ARTIGO – Halloween mundial e real. Por Marli Gonçalves

Vai ser – na verdade até já é e está estranho – muito estranho – viver o Halloween este ano, uma vez que as bruxas já estão soltas, os esqueletos se espalham, fantasmas e almas surgem das tumbas dos bombardeios e as crianças que vemos – sequestradas, reféns, feridas sob escombros, órfãs, pedem doces ou brincadeiras, ou qualquer coisa para comer e beber. Pedem para sobreviver.

E olhem que o Halloween é na sua origem uma celebração de culto aos mortos. Por aqui as coisas são de plástico, aos montes enchem as ruas do comércio popular. Abóboras, morcegos, esqueletos, fantasminhas e fantasmões, fantasias de monstros e bruxas competem há dias com os enfeites de Natal nas vitrines – outra data que também já vimos não será fácil com a sua terra e origem religiosa sitiada, abalada pelo medo.

Guerras são sempre fora de hora, nunca param, parece que jamais serão banidas de nosso vocabulário.
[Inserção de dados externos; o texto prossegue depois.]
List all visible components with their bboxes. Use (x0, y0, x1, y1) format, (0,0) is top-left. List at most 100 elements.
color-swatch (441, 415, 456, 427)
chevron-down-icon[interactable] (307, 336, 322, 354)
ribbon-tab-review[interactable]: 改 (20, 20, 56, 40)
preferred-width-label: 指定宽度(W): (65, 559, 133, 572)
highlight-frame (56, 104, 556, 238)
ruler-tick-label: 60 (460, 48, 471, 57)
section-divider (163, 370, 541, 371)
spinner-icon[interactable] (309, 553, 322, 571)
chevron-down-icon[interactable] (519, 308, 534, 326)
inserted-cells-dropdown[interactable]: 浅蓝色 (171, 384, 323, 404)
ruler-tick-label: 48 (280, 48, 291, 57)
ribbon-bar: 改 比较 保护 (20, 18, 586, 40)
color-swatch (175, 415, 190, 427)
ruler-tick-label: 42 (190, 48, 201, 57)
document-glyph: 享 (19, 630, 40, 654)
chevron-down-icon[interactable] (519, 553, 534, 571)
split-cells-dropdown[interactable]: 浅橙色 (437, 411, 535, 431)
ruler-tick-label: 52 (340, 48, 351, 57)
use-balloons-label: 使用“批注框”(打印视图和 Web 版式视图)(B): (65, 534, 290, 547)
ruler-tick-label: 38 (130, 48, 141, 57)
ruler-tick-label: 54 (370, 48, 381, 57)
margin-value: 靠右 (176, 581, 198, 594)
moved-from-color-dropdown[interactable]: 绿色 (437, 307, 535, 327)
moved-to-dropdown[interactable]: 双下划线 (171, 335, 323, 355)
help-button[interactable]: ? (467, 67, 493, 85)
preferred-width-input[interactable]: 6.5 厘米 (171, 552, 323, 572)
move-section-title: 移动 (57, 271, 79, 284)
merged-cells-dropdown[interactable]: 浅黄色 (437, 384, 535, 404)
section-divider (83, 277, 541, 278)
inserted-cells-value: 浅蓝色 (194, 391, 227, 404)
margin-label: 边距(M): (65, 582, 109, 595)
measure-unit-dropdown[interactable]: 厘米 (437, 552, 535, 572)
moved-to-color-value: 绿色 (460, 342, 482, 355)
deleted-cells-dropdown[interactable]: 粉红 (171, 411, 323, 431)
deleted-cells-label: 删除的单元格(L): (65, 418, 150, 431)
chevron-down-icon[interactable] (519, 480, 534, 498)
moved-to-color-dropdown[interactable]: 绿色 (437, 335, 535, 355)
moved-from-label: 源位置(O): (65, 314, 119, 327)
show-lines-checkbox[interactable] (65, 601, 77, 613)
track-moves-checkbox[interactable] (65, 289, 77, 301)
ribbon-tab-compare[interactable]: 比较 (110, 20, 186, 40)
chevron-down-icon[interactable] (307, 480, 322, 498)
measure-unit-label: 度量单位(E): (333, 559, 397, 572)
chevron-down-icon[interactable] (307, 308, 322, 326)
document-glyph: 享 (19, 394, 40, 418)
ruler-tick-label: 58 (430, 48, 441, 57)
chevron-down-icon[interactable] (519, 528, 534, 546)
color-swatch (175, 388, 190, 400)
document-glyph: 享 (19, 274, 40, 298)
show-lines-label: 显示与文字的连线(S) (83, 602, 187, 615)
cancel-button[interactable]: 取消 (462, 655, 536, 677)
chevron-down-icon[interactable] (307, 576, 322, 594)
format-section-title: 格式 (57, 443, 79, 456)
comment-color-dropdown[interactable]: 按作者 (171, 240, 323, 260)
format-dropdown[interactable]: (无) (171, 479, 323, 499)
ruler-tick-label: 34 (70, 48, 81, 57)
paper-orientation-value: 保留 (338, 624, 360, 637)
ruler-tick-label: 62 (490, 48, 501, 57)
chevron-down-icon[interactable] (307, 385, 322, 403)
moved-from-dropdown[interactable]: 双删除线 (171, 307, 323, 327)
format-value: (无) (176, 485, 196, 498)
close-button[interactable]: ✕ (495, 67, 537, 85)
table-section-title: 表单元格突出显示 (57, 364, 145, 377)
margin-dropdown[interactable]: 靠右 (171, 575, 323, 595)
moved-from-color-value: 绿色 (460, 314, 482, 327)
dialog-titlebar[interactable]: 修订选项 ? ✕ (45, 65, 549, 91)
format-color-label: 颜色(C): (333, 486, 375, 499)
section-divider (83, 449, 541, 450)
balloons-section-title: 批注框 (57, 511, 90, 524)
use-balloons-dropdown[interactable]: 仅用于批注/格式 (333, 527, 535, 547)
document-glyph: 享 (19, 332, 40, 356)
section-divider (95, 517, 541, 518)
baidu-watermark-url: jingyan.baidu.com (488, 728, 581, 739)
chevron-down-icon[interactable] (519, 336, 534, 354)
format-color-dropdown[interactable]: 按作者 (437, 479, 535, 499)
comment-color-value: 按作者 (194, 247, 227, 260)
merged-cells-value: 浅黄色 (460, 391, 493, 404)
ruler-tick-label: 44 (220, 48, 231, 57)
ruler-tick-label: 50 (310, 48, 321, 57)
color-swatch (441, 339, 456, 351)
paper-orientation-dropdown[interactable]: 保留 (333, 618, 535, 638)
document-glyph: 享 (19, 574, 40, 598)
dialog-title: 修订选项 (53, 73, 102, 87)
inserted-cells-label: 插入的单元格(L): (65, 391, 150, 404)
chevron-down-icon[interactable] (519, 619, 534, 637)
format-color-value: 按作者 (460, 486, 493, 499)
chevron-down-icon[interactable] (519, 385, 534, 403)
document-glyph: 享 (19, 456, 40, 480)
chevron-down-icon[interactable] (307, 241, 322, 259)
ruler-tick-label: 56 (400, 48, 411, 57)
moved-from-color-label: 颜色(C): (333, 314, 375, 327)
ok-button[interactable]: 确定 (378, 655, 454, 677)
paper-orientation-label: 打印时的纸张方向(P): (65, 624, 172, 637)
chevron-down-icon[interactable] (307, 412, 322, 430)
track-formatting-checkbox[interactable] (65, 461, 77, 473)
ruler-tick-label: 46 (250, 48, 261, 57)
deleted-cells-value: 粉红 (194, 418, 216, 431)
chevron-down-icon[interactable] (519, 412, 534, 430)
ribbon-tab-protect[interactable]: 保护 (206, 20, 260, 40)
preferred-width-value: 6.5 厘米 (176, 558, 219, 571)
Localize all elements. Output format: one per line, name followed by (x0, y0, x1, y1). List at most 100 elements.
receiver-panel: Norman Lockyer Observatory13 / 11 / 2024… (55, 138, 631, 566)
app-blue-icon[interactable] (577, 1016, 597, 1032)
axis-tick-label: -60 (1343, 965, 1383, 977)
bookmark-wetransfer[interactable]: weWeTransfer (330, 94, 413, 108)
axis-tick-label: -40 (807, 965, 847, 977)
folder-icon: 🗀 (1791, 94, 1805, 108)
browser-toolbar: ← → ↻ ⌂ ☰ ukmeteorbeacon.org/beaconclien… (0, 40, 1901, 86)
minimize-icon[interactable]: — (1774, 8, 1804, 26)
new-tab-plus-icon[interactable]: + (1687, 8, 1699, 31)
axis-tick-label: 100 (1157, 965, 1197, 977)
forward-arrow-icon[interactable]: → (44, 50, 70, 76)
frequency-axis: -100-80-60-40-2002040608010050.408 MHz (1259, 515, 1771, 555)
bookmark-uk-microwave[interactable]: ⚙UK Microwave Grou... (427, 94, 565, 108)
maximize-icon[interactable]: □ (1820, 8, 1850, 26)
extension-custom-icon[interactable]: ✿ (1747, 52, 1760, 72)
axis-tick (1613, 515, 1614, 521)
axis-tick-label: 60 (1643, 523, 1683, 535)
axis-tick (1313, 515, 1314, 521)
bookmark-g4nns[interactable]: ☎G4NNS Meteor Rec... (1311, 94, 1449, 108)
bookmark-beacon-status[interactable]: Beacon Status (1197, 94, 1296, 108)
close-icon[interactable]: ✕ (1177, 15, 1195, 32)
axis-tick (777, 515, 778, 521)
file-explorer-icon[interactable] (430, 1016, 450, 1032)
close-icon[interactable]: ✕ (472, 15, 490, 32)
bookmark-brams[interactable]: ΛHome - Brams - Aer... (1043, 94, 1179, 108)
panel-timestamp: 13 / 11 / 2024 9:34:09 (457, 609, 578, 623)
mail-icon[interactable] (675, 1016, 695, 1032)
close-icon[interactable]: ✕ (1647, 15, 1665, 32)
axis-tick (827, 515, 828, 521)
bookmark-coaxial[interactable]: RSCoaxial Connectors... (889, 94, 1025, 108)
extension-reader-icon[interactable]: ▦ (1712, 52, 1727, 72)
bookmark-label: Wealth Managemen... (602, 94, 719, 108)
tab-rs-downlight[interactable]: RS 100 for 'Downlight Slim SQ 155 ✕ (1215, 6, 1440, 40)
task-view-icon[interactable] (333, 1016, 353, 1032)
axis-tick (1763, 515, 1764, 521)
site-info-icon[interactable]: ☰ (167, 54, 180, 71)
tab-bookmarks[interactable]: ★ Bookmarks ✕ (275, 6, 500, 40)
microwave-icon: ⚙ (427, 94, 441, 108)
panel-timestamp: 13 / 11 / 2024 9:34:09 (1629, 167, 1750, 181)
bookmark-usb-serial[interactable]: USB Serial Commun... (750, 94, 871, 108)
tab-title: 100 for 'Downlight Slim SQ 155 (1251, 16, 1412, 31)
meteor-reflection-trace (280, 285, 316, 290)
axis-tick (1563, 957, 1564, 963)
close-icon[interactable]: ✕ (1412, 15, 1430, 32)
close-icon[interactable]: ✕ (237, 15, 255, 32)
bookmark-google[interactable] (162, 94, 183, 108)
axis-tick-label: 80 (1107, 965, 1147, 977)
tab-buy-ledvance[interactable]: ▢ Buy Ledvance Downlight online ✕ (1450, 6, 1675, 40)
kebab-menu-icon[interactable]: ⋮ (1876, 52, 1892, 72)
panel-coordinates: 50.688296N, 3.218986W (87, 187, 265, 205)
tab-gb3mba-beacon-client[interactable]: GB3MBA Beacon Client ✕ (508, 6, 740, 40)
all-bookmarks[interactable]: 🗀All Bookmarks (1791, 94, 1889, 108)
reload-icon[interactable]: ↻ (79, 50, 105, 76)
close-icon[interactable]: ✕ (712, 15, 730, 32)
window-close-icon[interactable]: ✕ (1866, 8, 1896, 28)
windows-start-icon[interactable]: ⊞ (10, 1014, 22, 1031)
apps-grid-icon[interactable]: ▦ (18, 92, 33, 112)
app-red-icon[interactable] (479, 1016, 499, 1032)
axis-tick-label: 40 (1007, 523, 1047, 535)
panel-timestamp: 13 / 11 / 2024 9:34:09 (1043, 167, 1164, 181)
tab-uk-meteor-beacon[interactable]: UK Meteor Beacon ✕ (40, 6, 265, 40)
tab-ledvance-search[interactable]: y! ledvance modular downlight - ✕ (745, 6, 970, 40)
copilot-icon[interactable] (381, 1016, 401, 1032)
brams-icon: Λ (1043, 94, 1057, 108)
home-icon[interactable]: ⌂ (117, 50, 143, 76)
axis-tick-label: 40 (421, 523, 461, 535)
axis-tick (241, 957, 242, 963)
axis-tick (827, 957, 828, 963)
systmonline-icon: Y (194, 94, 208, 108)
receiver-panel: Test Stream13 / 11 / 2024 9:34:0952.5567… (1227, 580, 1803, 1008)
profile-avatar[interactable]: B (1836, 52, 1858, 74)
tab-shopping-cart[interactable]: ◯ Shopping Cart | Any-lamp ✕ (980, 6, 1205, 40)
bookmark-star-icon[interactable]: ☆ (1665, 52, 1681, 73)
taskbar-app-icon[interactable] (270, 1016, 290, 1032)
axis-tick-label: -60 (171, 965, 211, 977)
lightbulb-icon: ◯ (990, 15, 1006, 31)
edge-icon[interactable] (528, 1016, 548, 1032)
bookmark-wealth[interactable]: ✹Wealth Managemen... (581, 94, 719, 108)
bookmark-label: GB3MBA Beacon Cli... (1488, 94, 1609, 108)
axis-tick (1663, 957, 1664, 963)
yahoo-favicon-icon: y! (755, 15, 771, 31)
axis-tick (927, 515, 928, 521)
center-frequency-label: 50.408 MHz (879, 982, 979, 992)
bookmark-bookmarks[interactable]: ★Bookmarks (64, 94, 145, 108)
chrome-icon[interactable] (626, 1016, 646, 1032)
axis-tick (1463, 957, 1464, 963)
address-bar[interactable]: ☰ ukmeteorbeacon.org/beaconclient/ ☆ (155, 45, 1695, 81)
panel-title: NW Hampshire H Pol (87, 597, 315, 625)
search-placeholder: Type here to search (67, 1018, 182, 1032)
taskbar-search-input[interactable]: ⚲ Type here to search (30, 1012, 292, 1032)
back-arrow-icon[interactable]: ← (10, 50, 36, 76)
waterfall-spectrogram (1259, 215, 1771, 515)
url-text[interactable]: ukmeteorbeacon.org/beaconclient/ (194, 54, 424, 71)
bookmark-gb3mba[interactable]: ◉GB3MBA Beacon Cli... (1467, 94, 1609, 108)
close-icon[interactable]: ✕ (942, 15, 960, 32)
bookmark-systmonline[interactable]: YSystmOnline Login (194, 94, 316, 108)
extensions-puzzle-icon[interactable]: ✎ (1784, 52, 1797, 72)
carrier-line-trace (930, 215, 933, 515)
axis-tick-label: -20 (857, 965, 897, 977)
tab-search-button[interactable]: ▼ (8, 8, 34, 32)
Os humanos se alimentam delas, os senhores da guerra, fabricantes da morte, os líderes religiosos e dirigentes, os países ricos, as instituições mundiais que se enfraquecem, inábeis ou mesmo inúteis. Vivem da destruição, dos conflitos, das questões geopolíticas intrincadas. Na do momento já perdemos jovens brasileiros, famílias, e as crianças e mulheres claramente são suas principais vítimas. Milhões de pessoas em todo mundo estão apreensivas e só isso já afeta e faz muito mal, e por um longo tempo, à saúde mental de todos.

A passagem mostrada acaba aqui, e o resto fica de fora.